Positional proteomics in the era of the human proteome project on the doorstep of precision medicine.

Proteolytic processing is a pervasive and irreversible post-translational modification that expands the protein universe by generating new proteoforms (protein isoforms). Unlike signal peptide or prodomain removal, protease-generated proteoforms can rarely be predicted from gene sequences. Positional proteomic techniques that enrich for N- or C-terminal peptides from proteomes are indispensable for a comprehensive understanding of a protein's function in biological environments since protease cleavage frequently results in altered protein activity and localization. Proteases often process other proteases and protease inhibitors which perturbs proteolytic networks and potentiates the initial cleavage event to affect other molecular networks and cellular processes in physiological and pathological conditions. This review is aimed at researchers with a keen interest in state of the art systems level positional proteomic approaches that: (i) enable the study of complex protease-protease, protease-inhibitor and protease-substrate crosstalk and networks; (ii) allow the identification of proteolytic signatures as candidate disease biomarkers; and (iii) are expected to fill the Human Proteome Project missing proteins gap. We predict that these methodologies will be an integral part of emerging precision medicine initiatives that aim to customize healthcare, converting reactive medicine into a personalized and proactive approach, improving clinical care and maximizing patient health and wellbeing, while decreasing health costs by eliminating ineffective therapies, trial-and-error prescribing, and adverse drug effects.

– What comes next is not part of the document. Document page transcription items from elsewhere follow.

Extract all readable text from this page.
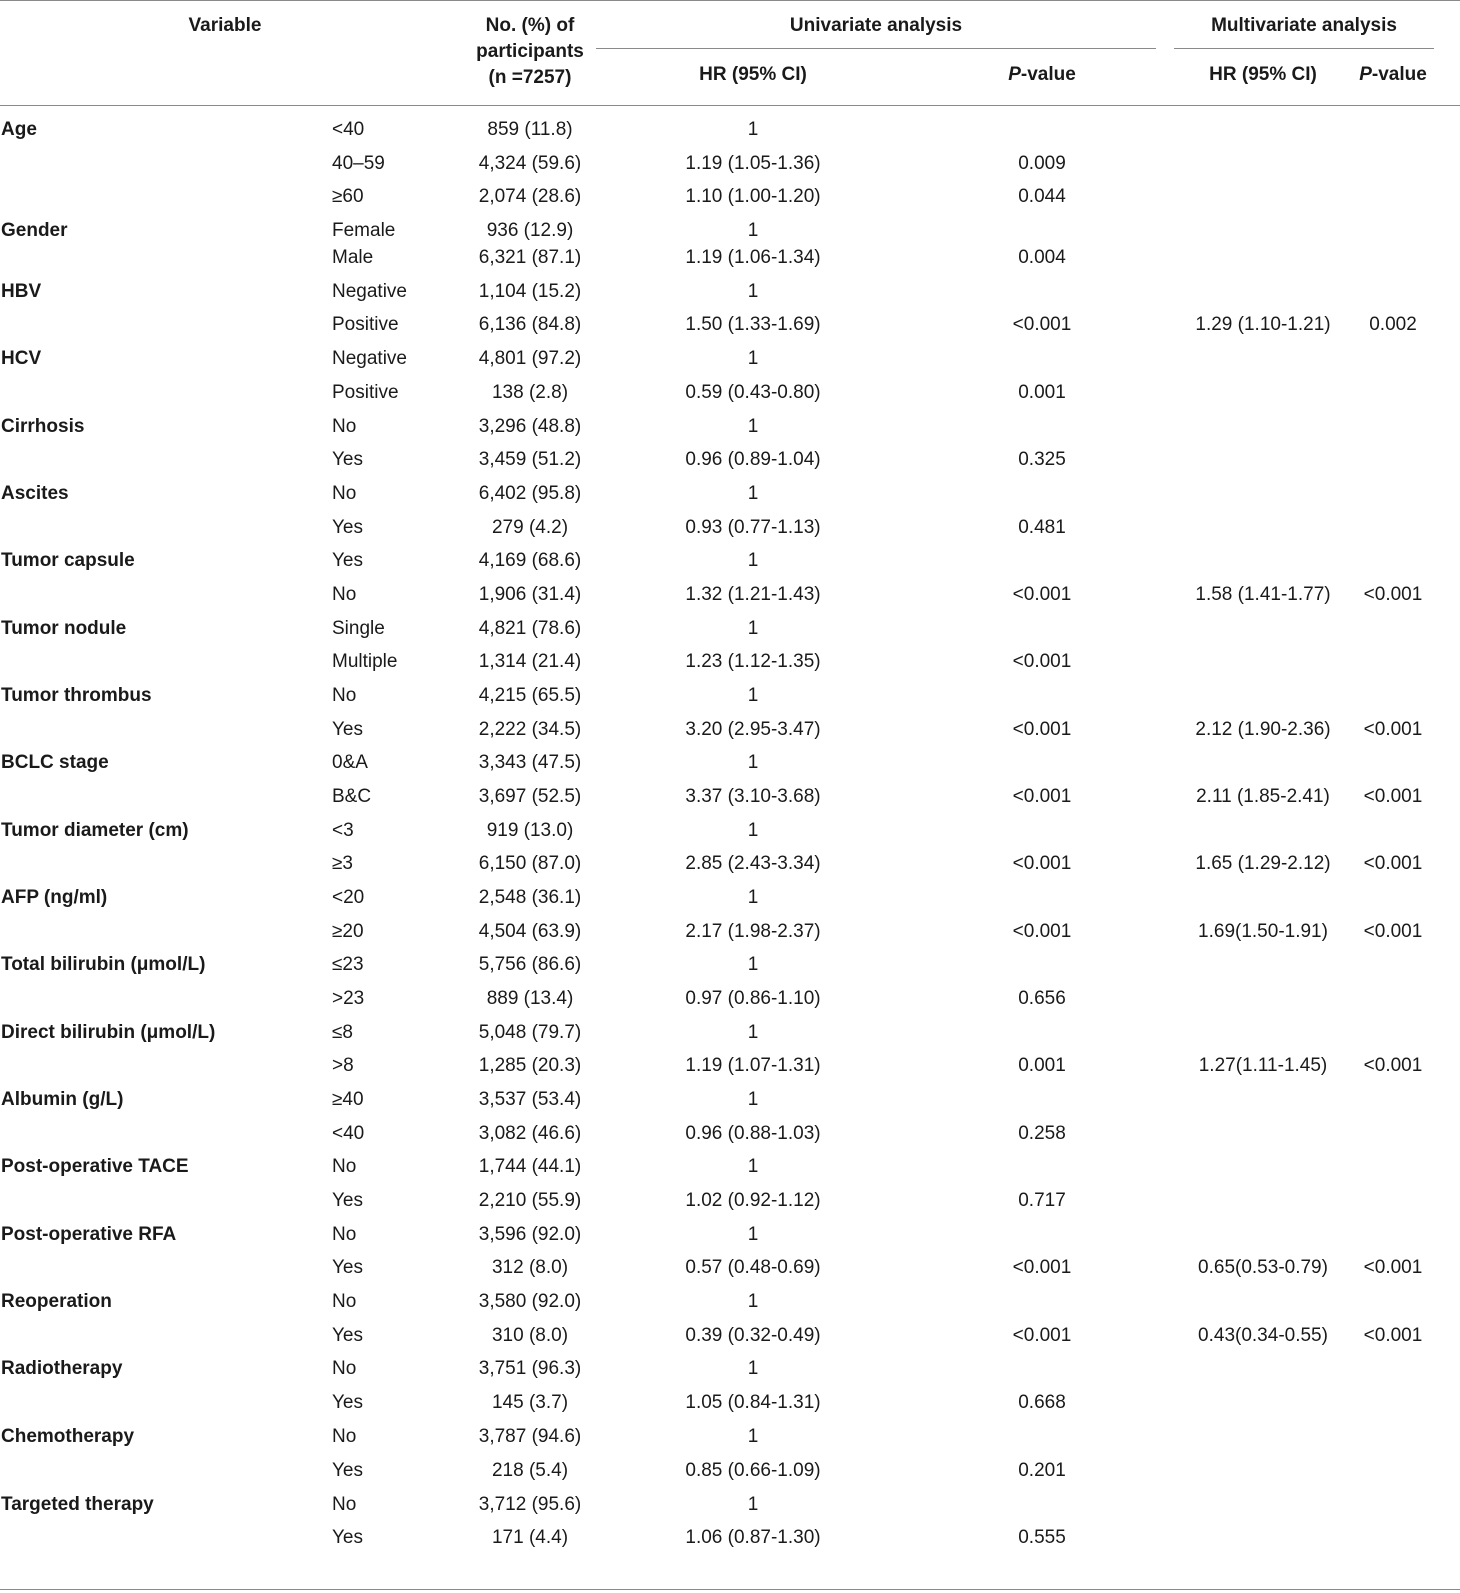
Variable	No. (%) of
participants
(n =7257)
Univariate analysis	Multivariate analysis
HR (95% CI)	P-value	HR (95% CI)	P-value
Age	<40	859 (11.8)	1
40–59	4,324 (59.6)	1.19 (1.05-1.36)	0.009
≥60	2,074 (28.6)	1.10 (1.00-1.20)	0.044
Gender	Female	936 (12.9)	1
Male	6,321 (87.1)	1.19 (1.06-1.34)	0.004
HBV	Negative	1,104 (15.2)	1
Positive	6,136 (84.8)	1.50 (1.33-1.69)	<0.001	1.29 (1.10-1.21)	0.002
HCV	Negative	4,801 (97.2)	1
Positive	138 (2.8)	0.59 (0.43-0.80)	0.001
Cirrhosis	No	3,296 (48.8)	1
Yes	3,459 (51.2)	0.96 (0.89-1.04)	0.325
Ascites	No	6,402 (95.8)	1
Yes	279 (4.2)	0.93 (0.77-1.13)	0.481
Tumor capsule	Yes	4,169 (68.6)	1
No	1,906 (31.4)	1.32 (1.21-1.43)	<0.001	1.58 (1.41-1.77)	<0.001
Tumor nodule	Single	4,821 (78.6)	1
Multiple	1,314 (21.4)	1.23 (1.12-1.35)	<0.001
Tumor thrombus	No	4,215 (65.5)	1
Yes	2,222 (34.5)	3.20 (2.95-3.47)	<0.001	2.12 (1.90-2.36)	<0.001
BCLC stage	0&A	3,343 (47.5)	1
B&C	3,697 (52.5)	3.37 (3.10-3.68)	<0.001	2.11 (1.85-2.41)	<0.001
Tumor diameter (cm)	<3	919 (13.0)	1
≥3	6,150 (87.0)	2.85 (2.43-3.34)	<0.001	1.65 (1.29-2.12)	<0.001
AFP (ng/ml)	<20	2,548 (36.1)	1
≥20	4,504 (63.9)	2.17 (1.98-2.37)	<0.001	1.69(1.50-1.91)	<0.001
Total bilirubin (μmol/L)	≤23	5,756 (86.6)	1
>23	889 (13.4)	0.97 (0.86-1.10)	0.656
Direct bilirubin (μmol/L)	≤8	5,048 (79.7)	1
>8	1,285 (20.3)	1.19 (1.07-1.31)	0.001	1.27(1.11-1.45)	<0.001
Albumin (g/L)	≥40	3,537 (53.4)	1
<40	3,082 (46.6)	0.96 (0.88-1.03)	0.258
Post-operative TACE	No	1,744 (44.1)	1
Yes	2,210 (55.9)	1.02 (0.92-1.12)	0.717
Post-operative RFA	No	3,596 (92.0)	1
Yes	312 (8.0)	0.57 (0.48-0.69)	<0.001	0.65(0.53-0.79)	<0.001
Reoperation	No	3,580 (92.0)	1
Yes	310 (8.0)	0.39 (0.32-0.49)	<0.001	0.43(0.34-0.55)	<0.001
Radiotherapy	No	3,751 (96.3)	1
Yes	145 (3.7)	1.05 (0.84-1.31)	0.668
Chemotherapy	No	3,787 (94.6)	1
Yes	218 (5.4)	0.85 (0.66-1.09)	0.201
Targeted therapy	No	3,712 (95.6)	1
Yes	171 (4.4)	1.06 (0.87-1.30)	0.555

Such initiatives require quantitative and functional proteome profiling and dynamic disease biomarkers in addition to current pharmacogenomics approaches. With proteases at the pathogenic center of many diseases, high-throughput protein termini identification techniques such as TAILS (Terminal Amine Isotopic Labeling of Substrates) and COFRADIC (COmbined FRActional DIagonal Chromatography) will be fundamental for individual and comprehensive assessment of health and disease.